O-ring seals and argon gas purging keep the Diamondback 10×42 fogproof across a wide range of temperatures. They are waterproof, as well, which makes for a great set of hunting binoculars–you won’t miss a thing in the bush with this model.

Waterproofing and fogproofing are essential for birding, too. Don’t let anyone tell you otherwise. Even if you’re birding on a pristine, clear day, changes in temperature and humidity between the house, car and outdoors can cause fogging without a mechanism to prevent it. And of course, some of the world’s best birding takes place in dripping jungle habitat or by the spray of the sea.

Comfort & Design

Most folks will be taking the Diamondback 10X42 out for a full day of activity, so you want a model that’s comfortable and can handle the high use. With their forgiving eye cups, these binoculars will work with or without eyeglasses all day. The rubber outside casing offers a durable, non-slip surface for use with both bare hands and gloves. This is key if you’re going to be hunting in the snow or taking them to the nosebleed seats for some late-season football games up north.
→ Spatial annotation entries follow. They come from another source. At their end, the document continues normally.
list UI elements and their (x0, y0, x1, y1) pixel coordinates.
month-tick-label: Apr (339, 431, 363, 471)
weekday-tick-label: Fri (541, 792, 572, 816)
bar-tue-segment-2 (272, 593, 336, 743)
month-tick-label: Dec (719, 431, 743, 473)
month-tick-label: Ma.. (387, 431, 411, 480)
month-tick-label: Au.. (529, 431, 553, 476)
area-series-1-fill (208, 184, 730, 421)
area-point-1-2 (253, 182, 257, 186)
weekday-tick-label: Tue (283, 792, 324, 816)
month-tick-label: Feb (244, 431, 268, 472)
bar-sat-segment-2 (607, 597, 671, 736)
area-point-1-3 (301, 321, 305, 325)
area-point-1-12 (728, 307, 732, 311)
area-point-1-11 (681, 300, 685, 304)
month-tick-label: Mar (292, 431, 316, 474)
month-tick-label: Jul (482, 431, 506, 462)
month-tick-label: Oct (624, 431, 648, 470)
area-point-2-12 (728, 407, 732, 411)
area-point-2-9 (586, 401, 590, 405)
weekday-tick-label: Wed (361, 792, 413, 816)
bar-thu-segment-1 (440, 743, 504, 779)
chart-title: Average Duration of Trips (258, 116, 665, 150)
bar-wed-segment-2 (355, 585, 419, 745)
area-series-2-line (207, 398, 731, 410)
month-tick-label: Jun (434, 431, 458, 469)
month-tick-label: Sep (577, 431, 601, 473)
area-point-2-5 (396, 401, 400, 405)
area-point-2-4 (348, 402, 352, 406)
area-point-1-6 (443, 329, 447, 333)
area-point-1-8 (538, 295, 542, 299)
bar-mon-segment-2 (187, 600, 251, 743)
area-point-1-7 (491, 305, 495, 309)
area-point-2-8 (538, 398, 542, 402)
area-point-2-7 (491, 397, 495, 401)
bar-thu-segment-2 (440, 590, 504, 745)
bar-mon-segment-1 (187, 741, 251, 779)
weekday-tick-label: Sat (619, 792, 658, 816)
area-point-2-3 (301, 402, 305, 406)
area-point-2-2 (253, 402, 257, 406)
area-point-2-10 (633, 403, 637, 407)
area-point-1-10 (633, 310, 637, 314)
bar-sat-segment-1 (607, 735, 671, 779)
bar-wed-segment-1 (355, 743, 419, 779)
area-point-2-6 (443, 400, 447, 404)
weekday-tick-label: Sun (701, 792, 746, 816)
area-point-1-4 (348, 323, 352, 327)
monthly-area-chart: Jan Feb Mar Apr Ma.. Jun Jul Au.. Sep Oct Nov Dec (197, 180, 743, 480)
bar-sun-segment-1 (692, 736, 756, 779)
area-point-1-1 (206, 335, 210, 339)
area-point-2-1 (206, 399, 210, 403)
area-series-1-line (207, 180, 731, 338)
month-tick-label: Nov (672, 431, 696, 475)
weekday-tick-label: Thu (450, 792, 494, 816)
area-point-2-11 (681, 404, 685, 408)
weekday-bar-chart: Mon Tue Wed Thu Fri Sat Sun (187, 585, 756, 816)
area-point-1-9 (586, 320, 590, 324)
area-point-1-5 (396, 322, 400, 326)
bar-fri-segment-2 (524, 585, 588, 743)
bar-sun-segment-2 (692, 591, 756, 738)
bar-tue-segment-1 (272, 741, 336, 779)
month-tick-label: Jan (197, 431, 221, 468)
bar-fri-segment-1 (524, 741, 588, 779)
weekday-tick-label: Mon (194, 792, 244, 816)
The Vortex Diamondback 10X42 Binoculars have a right diopter to adjust for the difference in vision between your two eyes, in addition to the center focus wheel. You can easily mount them on a car window, and they are also tripod adaptable.

Vortex: A Trusted Brand

If you’re comparing brands in binoculars, you’ll find that a lot of companies out there don’t just make binoculars; they make cameras, electronics and even jewelry and home goods. Vortex Optics specializes in sport optics, so you know they are pouring all their resources into a limited number of related products, like binoculars and rifle scopes. This allows them to offer an unconditional lifetime warranty on their products, the Diamondback 10X42 included. Available at under $300, this model is a steal when you compare it to comparable performance in other lines. Known for their customer service and attention to detail, Vortex Optics is rapidly developing legacy customers, to no surprise.

If you’re going to take your Diamondback 10X42 Binoculars into the field, you might want to consider a few extras. While this model comes with a molded carrying case and strap, a harness might serve you well over bumpy terrain or climbing your stand. Additionally, a lens cleaning kit will keep your binoculars in tip-top shape, so you can enjoy them for years to come.

Overall, there are few drawbacks to the Diamondback. There are still shadows that most binoculars have trouble with when you move them around sharply, but they aren’t a huge deal if you find some sort stabilizer (like a tripod) for them.